Samsung to Use SiFive RISC-V Cores for SoCs, Automotive, 5G Applications
At the annual RISC-V Summit this week, Samsung disclosed the use SiFive’s RISC-V cores for upcoming chips for a variety of applications. The company is joining a growing list of leading high-tech companies that have adopted the RISC-V architecture.
One of the applications that Samsung is using RISC-V cores in is mmWave RF processing by its upcoming 5G RF front-end modules. The latter will be used for Samsung’s flagship 5G smartphones due in 2020. The RISC-V cores will also be used for AI image sensors, security management, AI computing & control.
It is noteworthy that Samsung taped out its first chip with a RISC-V core(s) as early as in 2017, so it started to work on it even earlier. In three years, Samsung has iterated on its designs and is now planning to adopt RISC-V cores for commercial applications, starting from mmWave RF processing in mobiles and expanding beyond them.
Besides the announcement of the RISC-V core integration, it’s also Samsung’s first instance of them talking about their mmWave modules in public. Unlike Qualcomm, Samsung tends to remain quiet about their developments until it’s nearing commercialisation, and even then in a lot of cases we don’t know too much about their designs. Nevertheless, it looks like the company has had mmWave designs for some time.
Samsung will be the fourth major company that has publicly disclosed its plans to adopt the open-source RISC-V architecture after Western Digital, NVIDIA, and Qualcomm. Western Digital intends to use the technology for a variety of applications, including SSD and HDD controllers. NVIDIA reportedly plans to use it for GPU memory controllers, whereas Qualcomm is set to use RISC-V for mobile SoCs.
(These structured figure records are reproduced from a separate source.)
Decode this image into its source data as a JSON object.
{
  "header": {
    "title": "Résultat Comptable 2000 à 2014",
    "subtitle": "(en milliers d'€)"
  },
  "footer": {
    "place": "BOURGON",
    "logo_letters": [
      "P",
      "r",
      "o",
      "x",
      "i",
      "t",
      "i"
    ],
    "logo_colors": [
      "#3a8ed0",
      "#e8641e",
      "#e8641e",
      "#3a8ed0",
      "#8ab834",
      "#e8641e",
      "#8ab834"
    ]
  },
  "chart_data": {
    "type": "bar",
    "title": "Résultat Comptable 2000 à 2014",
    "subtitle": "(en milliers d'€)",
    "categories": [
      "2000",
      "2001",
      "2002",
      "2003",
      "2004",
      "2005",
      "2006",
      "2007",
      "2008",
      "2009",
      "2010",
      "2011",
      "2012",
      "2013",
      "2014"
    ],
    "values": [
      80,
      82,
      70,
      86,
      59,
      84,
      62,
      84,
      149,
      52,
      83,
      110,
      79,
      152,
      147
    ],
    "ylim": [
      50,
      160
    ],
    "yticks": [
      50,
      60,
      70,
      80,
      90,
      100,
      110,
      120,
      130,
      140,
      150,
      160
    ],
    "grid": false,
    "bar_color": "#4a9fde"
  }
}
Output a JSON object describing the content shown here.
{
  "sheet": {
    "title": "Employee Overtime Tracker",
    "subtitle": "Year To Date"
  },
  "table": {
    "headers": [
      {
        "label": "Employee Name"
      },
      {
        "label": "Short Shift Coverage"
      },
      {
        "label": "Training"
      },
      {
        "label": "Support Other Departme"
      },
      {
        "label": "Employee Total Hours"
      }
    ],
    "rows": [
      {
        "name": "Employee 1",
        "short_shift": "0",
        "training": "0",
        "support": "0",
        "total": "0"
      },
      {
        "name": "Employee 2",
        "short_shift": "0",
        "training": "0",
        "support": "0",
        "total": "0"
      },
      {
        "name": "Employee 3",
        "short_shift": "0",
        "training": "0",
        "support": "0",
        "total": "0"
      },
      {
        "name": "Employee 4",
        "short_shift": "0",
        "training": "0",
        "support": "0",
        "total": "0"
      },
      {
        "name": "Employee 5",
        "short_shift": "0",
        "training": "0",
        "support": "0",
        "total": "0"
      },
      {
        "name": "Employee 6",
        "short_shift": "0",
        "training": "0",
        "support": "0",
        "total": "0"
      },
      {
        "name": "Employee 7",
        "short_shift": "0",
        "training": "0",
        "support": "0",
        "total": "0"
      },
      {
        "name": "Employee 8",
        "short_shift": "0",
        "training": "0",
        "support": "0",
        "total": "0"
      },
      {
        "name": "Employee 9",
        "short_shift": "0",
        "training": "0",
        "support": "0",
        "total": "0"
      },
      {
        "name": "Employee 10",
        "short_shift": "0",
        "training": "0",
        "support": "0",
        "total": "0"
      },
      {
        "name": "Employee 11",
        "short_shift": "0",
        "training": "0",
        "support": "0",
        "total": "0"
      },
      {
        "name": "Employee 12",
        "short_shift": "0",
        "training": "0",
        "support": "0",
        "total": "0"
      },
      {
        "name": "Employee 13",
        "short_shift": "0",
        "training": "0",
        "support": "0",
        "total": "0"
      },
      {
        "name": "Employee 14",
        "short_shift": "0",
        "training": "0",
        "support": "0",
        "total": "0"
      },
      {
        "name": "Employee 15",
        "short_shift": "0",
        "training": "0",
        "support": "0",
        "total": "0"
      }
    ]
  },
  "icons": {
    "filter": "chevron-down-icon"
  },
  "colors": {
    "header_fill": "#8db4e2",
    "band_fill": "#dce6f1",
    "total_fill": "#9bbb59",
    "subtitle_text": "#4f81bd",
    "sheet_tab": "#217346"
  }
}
All of the said companies have historically used processing cores based on architectures developed by Arm, and will likely continue to use them in the foreseeable future alongside RISC-V implementations. The advantage of RISC-V and the rationale for the vendors like Samsung choosing SiFive designs over Arm designs might be financial, as the former is likely undercutting its big competitor in price. For vendors doing their own microarchitecture designs, such as WD, RISC-V comes with no royalties attached, and offered more flexibility for vendors in terms of implementation. Arm only recently changed course in allowing vendor to implement their own custom instructions to the Cortex designs and architecture. Custom instructions developed by SoC vendors might be a huge benefit for efficient handling of ECC and RF processing among other things.